When intervening at a collective level, communities can be strengthened through creating awareness, training of community level workers, cultural rituals, social justice and social development. Rachel Tribe, Vijayashankar and Sivajini contribute to the description of the work of Shanthiaham, a local NGO, in providing psychosocial interventions in the north during the war. The widows programme to strengthen war widows by forming a group is one way the rebuild communities. Sivayokan and the author describe the use of drama during the war. Another potent method of intervention was the training of trainers (TOT) who would then train a myriad of local grass root and other workers to look after mental health and psychosocial issues in the community. However, it would be much more effective in the long-term to prevent war by implementing Humanitarian, Geneva and UN conventions and developing professional and social attitudes against war.

[1] The word manmade is purposefully chosen with a male gender bias as wars are typically male projects showing their aggressive, assertive nature while females are more nurturing, tending towards peaceful, negotiated co-existence.

[2] unpublished document of the WHO ICD-11 Working Group on the Classification of Disorders Specifically Associated with Stress

[3]Though the author is a member of the WHO ICD-11 Working Group on the Classification of Disorders Specifically Associated with Stress, reporting to the WHO International Advisory Group for the Revision of ICD-10 Mental and Behavioural Disorders, the views expressed in this presentation are those of the authors and, except as specifically noted, do not represent the official policies or positions of the International Advisory Group or the World Health Organization.


Daya Somasundaram is a senior professor of psychiatry at the Faculty of Medicine, University of Jaffna, and a consultant psychiatrist working in northern Sri Lanka for over two decades.
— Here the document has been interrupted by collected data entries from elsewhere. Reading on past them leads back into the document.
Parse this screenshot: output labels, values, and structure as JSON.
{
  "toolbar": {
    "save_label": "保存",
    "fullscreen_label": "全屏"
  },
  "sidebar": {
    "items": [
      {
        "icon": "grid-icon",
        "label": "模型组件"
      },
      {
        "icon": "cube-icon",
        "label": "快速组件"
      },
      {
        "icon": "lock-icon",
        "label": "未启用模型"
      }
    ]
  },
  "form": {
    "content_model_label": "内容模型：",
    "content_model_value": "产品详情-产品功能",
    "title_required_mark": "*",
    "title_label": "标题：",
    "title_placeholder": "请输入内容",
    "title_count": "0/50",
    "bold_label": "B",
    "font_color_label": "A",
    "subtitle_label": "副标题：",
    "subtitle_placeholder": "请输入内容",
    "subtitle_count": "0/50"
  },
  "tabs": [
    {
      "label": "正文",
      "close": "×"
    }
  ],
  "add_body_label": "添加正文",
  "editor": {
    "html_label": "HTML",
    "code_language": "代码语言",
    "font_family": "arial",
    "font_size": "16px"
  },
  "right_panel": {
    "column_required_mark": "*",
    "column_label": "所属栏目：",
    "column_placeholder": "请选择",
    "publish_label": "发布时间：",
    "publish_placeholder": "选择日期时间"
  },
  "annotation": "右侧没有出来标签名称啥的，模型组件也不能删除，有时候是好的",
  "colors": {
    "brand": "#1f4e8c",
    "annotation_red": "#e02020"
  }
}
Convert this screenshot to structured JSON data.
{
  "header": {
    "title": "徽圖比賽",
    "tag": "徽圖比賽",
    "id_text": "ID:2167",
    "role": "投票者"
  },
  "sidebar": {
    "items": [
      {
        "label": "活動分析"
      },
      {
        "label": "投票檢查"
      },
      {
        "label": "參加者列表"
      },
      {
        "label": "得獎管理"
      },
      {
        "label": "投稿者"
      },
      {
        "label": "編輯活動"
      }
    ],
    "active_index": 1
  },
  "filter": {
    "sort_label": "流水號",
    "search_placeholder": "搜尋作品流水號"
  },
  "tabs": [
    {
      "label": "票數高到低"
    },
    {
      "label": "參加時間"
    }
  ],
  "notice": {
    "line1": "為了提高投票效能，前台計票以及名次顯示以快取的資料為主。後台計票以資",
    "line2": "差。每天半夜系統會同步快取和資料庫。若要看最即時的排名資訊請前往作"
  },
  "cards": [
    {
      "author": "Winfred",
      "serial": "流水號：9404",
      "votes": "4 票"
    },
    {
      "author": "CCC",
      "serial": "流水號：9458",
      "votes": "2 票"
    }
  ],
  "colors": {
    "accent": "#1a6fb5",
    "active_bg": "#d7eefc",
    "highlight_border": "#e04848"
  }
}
He has also worked in Cambodia for two years in a community mental health programme with the Transcultural Psychosocial Organisation. Apart from teaching and training a variety of health staff and community-level workers, his research and publications have mainly concentrated on the psychological effects of disasters, both man-made wars and natural tsunami, and the treatment of such effects. His book Scarred Minds: The Psychological Impact of War on Sri Lankan Tamils describes the psychological effects of war on individuals. He has co-authored The Broken Palmyra: The Tamil Crisis in Sri Lanka: An Inside Account.

Somasundaram received the Commonwealth Scholarship in 1988 and the fellowship of the Institute of International Education’s Scholars Rescue Fund in 2006–07. He is a fellow of the Royal College of Psychiatrists, Royal Australian and New Zealand College of Psychiatrists and Sri Lanka College of Psychiatrists. He has functioned as co-chair of the subcommittee on PTSD formed under the WHO working group on stress-related disorders during the ICD-11 revision process. Currently on an extended sabbatical in Australia, he is working as a consultant psychiatrist at Glenside Hospital, supporting Survivors of Torture and Trauma Assistance and Rehabilitation Service (STTARS), and is a clinical associate professor at the University of Adelaide.